I made these cookies for Hadiya because she won the giveaway 2 months ago, I never said I would be speedy! This is such an interesting cookie. Every bite has something different. I love that you can see the potato chips and butterscotch chips in the cookie. I also love all the little specks of chocolate from using the mini chocolate chips. This cookie bakes up large and crispy, a nice change from the usual big and chewy cookies. These are definitely an interesting cookie!

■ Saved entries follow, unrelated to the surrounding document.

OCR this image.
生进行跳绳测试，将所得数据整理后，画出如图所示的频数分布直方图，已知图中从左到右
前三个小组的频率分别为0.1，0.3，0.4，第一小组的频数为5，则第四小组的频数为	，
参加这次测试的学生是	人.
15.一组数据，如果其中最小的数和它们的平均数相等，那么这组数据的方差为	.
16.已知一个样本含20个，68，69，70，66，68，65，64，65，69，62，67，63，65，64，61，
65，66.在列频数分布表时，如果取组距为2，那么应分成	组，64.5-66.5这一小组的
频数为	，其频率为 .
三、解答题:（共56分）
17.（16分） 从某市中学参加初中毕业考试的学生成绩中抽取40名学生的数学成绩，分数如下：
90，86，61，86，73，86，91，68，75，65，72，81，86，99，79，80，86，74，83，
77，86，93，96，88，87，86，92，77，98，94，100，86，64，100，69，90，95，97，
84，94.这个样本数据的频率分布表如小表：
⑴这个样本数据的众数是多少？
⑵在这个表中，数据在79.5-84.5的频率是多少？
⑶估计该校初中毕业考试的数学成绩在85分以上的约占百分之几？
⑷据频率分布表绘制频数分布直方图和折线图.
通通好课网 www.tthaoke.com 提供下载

Adapted from Momofuku Milk Bar Cookbook, page 114
Yield – 22 large cookies
2 sticks unsalted butter, room temperature
200 g (1 cup) sugar
150 g (2/3 cup) brown sugar
18 g corn syrup
1/2 teaspoon vanilla
225 g (1 1/3 cup) flour
1/2 teaspoon baking powder
1/4 teaspoon soda
1 teaspoon salt
150 grams (3/4 cup) mini chocolate chips
100 grams (1/2 cup) butterscotch chips
40 grams (1/3 cup) old fashioned oats
5 grams (2 1/2 teaspoons) coffee grounds, dry, not brewed
50 grams mini marshmallows
50 grams potato chips
85 grams chocolate covered pretzels
- Cream together the butter and sugars for 4 minutes. Add the corn syrup, egg, and vanilla and beat at high speed for 8 minutes. Scrape the bowl as needed.
- Whisk together the flour, powder, soda, and salt.
- Add the flour mix on low speed and beat until just combined.
- Still on low speed beat in the in the chocolate chips, the butterscotch chips, oats, coffee, and marshmallows. Mix until just combined.
- Beat for a quick second to incorporate the chips and pretzels.
- Use a standard size ice cream scoop to place 6 rounds of dough on a parchment lined baking sheet.
- Cover with plastic and refrigerate for at least 30 minutes. Preheat the oven to 350 F.
- Bake for 18 minutes and then let cool.